量子物理学あるいは宇宙論に関する本に、しばしば登場する「ダークマター」と「ダークエネルギー」。
ダークマターは、銀河が高速で回転している事実から、その存在は理解しやすい。
一方、ダークエネルギーは、スカラー場の一種であり一般相対性理論の宇宙項に該当するもの、と説明されるがその実態は不明。なのに、ほぼ全ての物理学者が異論なく受け入れているようにみえることに、違和感があった。
本書を読むと、宇宙が現在の形で存在するためには、物質を集める核となるダークマターだけでなく、空間を引き延ばす力も不可欠だった、ということがよく理解できる。
気象学におけるシミュレーションの進歩から説き起こし、それが宇宙論に適用され、観測結果をよく説明するとともに、シミュレーションによる予測が観測によって確認される。

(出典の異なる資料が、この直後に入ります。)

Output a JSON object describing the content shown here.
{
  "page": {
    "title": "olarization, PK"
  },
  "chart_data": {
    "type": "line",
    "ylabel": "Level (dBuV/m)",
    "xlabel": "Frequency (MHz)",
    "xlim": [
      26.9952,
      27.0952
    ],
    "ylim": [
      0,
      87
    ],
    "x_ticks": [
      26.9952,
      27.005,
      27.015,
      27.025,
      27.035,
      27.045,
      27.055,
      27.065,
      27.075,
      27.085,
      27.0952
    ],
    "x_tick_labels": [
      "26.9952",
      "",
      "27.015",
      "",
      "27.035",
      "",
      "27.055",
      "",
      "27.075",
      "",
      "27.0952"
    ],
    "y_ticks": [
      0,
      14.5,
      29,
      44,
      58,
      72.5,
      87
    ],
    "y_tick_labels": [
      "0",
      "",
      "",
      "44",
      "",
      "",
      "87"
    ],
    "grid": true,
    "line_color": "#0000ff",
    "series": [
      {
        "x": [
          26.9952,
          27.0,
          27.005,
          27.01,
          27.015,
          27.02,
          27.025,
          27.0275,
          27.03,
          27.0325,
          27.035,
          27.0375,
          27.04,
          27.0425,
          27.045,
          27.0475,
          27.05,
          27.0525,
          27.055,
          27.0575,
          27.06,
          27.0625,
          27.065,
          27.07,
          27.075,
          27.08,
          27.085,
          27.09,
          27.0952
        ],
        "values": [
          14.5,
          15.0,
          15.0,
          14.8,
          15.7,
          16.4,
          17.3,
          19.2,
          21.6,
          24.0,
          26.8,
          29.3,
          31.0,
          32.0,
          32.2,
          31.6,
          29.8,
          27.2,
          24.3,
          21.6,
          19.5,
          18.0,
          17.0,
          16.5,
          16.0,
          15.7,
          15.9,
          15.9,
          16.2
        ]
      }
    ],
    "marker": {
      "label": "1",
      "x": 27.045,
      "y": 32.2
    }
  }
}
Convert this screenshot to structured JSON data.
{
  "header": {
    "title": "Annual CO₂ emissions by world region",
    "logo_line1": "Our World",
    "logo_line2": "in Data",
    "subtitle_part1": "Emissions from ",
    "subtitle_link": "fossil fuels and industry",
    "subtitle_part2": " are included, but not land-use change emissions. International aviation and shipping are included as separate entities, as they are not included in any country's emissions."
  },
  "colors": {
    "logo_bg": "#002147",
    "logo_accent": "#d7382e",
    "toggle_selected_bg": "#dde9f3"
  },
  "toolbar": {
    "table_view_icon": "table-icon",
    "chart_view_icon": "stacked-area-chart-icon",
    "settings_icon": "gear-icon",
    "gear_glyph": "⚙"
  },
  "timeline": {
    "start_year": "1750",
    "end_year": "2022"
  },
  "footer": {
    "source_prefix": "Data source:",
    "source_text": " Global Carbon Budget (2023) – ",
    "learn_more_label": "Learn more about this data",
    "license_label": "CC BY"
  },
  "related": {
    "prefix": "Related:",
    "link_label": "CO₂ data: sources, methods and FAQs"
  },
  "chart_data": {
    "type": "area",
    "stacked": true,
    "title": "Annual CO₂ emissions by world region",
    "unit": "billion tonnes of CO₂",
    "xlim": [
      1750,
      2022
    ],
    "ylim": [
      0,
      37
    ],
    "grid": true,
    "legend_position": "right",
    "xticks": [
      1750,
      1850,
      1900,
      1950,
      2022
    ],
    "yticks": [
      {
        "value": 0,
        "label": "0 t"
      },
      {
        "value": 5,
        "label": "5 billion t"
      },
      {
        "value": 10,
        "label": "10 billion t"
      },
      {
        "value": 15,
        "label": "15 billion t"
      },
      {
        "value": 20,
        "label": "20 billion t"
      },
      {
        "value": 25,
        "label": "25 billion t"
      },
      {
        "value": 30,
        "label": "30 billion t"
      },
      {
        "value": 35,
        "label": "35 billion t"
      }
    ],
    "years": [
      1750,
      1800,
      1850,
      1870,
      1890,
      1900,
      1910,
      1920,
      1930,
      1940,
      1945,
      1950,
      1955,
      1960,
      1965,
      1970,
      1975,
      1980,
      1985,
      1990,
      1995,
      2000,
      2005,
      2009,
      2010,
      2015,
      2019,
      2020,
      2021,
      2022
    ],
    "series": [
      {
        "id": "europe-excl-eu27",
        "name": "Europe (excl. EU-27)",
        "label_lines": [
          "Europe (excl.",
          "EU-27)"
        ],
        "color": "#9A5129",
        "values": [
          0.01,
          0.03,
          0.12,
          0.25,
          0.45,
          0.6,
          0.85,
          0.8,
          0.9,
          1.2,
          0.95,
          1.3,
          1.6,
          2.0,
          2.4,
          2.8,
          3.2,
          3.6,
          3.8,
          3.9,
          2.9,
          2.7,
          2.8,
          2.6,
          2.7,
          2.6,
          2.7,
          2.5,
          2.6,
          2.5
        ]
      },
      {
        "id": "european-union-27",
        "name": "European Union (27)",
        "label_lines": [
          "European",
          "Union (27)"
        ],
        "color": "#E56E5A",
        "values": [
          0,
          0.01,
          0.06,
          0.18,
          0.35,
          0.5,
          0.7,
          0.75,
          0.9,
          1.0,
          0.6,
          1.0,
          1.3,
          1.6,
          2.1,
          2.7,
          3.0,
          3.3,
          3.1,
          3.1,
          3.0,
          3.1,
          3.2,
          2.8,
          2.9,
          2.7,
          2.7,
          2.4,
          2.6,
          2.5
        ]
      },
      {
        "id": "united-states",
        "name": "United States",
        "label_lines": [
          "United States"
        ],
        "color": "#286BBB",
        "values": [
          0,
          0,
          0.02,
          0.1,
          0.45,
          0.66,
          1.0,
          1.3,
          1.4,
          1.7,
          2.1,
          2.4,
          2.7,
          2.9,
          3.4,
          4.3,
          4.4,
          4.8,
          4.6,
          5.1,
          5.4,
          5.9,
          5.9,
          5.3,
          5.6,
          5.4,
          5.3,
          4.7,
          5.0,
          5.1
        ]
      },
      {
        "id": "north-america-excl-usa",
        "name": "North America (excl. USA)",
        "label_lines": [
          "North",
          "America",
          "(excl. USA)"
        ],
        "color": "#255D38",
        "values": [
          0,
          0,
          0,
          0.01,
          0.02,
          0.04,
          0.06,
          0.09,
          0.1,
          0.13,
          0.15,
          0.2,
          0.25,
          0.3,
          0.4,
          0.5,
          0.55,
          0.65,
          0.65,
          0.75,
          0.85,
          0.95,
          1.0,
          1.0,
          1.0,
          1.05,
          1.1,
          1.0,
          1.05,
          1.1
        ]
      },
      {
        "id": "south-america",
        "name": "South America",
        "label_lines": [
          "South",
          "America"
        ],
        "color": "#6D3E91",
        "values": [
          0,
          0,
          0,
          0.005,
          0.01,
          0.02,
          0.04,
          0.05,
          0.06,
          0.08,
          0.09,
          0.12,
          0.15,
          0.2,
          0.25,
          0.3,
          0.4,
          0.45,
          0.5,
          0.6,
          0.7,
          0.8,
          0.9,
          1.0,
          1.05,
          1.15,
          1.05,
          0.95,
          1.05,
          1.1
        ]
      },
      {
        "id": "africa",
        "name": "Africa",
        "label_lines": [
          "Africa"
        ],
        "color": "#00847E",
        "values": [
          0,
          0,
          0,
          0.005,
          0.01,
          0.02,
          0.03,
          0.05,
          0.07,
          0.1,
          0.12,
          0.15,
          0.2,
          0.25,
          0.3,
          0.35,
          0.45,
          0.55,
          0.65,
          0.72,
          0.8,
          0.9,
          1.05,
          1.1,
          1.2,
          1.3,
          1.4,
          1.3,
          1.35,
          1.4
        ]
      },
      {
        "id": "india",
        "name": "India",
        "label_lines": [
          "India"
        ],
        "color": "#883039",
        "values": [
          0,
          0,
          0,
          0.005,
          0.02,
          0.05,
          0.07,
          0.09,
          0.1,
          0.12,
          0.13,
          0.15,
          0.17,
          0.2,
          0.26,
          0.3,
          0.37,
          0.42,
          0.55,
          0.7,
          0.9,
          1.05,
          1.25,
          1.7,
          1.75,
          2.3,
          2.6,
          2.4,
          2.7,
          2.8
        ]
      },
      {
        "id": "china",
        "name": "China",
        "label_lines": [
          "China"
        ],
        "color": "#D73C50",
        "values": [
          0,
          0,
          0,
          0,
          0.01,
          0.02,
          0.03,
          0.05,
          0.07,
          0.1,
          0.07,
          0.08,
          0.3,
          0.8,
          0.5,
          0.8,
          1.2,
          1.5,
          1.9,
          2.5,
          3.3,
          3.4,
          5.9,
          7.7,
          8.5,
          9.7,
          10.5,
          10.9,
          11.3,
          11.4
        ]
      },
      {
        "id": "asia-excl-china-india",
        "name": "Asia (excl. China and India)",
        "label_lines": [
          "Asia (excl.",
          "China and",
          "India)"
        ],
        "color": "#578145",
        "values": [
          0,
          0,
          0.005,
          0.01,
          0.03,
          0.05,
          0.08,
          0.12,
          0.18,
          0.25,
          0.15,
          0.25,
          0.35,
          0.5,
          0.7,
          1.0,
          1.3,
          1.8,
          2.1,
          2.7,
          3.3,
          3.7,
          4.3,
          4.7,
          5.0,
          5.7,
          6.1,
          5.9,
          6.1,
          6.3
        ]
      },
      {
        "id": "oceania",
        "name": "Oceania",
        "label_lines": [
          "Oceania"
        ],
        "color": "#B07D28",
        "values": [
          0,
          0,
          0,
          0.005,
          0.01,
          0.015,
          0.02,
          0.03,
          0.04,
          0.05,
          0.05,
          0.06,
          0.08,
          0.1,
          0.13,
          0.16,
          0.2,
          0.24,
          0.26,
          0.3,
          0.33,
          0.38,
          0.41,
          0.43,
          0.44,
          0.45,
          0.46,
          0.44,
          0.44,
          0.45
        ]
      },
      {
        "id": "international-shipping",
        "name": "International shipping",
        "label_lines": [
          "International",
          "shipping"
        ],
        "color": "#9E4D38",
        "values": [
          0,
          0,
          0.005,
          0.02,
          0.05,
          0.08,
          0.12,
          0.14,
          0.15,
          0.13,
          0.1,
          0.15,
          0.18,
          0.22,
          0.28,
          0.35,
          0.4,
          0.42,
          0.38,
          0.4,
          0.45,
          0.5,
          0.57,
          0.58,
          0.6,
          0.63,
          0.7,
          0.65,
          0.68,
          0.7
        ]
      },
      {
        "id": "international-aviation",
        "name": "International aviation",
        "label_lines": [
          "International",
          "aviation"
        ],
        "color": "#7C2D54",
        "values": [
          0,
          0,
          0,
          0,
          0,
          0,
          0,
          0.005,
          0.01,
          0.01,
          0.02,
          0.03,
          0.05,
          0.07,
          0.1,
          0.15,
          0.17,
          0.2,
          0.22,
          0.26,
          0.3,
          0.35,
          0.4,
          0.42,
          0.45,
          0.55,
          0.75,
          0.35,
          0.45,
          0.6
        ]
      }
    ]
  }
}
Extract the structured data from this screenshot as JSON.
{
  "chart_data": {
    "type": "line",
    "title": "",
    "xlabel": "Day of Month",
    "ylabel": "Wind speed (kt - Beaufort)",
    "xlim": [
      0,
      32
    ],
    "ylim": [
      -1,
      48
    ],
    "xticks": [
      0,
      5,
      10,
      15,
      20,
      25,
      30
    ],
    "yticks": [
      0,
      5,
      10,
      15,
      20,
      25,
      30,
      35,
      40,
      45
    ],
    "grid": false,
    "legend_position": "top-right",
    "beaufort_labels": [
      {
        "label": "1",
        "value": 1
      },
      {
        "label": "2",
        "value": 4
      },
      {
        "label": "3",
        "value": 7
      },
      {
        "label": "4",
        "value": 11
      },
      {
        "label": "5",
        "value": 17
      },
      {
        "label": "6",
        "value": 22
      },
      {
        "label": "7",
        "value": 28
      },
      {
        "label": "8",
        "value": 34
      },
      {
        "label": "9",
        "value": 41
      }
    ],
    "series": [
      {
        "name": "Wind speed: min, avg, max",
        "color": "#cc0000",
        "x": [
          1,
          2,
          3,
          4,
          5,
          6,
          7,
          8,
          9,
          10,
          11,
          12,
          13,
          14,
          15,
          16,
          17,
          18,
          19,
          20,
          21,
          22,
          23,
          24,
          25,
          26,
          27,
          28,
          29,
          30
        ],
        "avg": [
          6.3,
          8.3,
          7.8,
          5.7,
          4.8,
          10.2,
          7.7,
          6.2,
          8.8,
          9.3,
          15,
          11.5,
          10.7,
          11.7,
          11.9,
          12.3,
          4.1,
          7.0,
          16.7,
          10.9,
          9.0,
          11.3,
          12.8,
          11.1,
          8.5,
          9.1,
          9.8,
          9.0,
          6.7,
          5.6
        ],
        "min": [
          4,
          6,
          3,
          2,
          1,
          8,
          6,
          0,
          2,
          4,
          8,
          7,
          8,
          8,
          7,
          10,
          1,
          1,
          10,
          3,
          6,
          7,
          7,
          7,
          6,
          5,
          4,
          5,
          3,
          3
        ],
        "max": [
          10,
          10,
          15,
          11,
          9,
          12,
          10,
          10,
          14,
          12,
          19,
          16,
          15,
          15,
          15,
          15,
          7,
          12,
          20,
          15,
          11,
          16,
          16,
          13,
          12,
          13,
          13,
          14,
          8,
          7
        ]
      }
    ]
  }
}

そのようにしてシミュレーションは宇宙論と量子力学にとって大きな意味を持つようになった。
終盤では、機械学習やシミュレーション仮説にも言及している。(著者は、この宇宙が超越的存在によるシミュレーションである、という考えには懐疑的だが、この宇宙そのものが巨大なコンピュータでありこの世界をシミュレーションと考えることもできる、という考え方に対しては、認識論として、あり、と考えているようだ。)
専門知識がなくても読めるように、段階を追って必要なことを説明している手際の良さだけでなく、全体として、サイエンスに客観的に向き合おうとする姿勢が非常に印象的な一冊だった。